While it contains some good elements on climate action, the council stills falls short of ensuring EFSI’s investments are in line with the EU’s climate goals and the objectives of the Paris Agreement.
In September 2016 the European Commission published its proposal for the prolongation of the EFSI until 2020 – two and a half years beyond its initial term – with the aim to leverage 500 billion euro in additional investments across the EU. While the Commission’s proposal offer some good news for the climate, such as setting a 40% target for projects with climate relevance or providing for technical assistance to beneficiaries to develop clean energy projects, it still allows for financing of fossil fuel infrastructure.
In its compromise adopted today, finance ministers support the positive provisions in the Commission’s proposal. However, they are not making up for the deficit of the commission’s proposal to exclude financing for fossil fuel infrastructure from the EFSI.
Today’s legislative proposal by the EU’s finance ministers, despite some positive language on climate, is not sufficient
Markus Trilling, Finance and Subsidies Policy Coordinator at Climate Action Network (CAN) Europe said:
“In its first year of operations EFSI failed to align its funding with the commitments the EU made under the Paris Agreement, as fossil fuel and high-carbon transport infrastructure continue receiving financial support from the EU’s purse. Today’s legislative proposal by the EU’s finance ministers, despite some positive language on climate, is not sufficient to bring EFSI on track to catalyse the EU’s clean energy transition”.
“As a signatory to the Paris Agreement, the EU has signed itself up to make financial flows consistent with a pathway towards fully renewables based and energy efficient economies.

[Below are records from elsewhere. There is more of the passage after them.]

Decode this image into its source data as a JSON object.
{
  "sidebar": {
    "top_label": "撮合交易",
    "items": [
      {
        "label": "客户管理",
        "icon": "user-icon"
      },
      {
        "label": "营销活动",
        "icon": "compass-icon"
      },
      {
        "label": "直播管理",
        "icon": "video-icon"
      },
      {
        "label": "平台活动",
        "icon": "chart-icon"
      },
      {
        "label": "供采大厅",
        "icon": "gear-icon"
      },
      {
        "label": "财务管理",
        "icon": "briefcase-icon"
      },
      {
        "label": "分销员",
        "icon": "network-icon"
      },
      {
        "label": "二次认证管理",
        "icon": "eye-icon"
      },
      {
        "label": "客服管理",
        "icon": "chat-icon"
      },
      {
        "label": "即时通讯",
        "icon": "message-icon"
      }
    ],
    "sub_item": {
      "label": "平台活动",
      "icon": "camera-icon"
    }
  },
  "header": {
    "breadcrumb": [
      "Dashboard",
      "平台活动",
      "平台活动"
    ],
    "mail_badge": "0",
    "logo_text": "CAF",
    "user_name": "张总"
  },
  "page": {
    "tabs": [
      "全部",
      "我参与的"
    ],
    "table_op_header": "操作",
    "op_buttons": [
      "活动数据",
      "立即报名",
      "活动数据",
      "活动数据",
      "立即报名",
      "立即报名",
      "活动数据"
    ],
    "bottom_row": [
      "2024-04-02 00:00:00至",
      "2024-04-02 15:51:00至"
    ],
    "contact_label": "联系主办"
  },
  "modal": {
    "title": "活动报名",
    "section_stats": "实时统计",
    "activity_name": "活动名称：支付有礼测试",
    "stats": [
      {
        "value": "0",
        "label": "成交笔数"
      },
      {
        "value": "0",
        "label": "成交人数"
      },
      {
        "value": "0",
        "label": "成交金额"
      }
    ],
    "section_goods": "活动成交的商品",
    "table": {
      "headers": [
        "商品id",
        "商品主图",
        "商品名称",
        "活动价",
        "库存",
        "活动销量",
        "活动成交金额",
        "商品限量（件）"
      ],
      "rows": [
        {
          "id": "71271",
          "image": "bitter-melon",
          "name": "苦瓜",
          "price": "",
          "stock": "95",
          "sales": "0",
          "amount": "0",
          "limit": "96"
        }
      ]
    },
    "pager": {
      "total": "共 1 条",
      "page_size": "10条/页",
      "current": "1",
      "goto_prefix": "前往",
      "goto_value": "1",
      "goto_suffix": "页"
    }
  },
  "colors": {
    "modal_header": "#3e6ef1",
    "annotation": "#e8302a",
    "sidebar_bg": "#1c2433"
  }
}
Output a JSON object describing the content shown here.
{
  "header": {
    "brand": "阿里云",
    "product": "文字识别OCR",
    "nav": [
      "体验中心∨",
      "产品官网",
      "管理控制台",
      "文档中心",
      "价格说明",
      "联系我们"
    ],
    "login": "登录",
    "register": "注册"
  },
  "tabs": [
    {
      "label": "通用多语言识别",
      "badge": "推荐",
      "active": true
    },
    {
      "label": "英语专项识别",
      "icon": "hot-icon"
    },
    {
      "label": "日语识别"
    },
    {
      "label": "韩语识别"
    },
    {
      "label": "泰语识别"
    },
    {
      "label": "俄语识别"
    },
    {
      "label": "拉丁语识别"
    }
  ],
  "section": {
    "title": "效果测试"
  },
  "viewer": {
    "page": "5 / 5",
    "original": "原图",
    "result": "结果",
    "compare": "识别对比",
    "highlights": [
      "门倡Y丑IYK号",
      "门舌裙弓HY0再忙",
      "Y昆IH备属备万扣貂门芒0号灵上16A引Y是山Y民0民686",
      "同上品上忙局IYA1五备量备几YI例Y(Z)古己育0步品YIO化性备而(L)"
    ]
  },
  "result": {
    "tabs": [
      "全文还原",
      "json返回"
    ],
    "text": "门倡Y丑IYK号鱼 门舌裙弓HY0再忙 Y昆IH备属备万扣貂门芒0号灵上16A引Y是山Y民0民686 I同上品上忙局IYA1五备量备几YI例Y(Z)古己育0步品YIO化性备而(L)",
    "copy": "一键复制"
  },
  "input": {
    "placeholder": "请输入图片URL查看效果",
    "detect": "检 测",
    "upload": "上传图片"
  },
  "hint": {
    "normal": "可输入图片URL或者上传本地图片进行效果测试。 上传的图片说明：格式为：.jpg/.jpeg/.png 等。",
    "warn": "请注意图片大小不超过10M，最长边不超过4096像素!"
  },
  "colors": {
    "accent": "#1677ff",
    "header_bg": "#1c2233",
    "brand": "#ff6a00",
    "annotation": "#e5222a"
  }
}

By adopting a weak compromise the Council kicks the can down the road to the Parliament, which now needs to put forward a proposal which is coherent with the objectives of the Paris Agreement. The final EFSI legislation must clearly state that fossil fuel projects should be completely prohibited to be financed from EU public funds.”
Xavier Sol, Director at Counter Balance said:
“The expansion of EFSI provides an opportunity to set a precedent by making it a truly sustainable and innovative financing tool. But the Council missed that opportunity by allowing further business as usual for the European Investment Bank which is implementing EFSI. It is now up to the European Parliament to steer genuine change in this regard and reflect on critical comments from the Court of Auditors about EFSI.”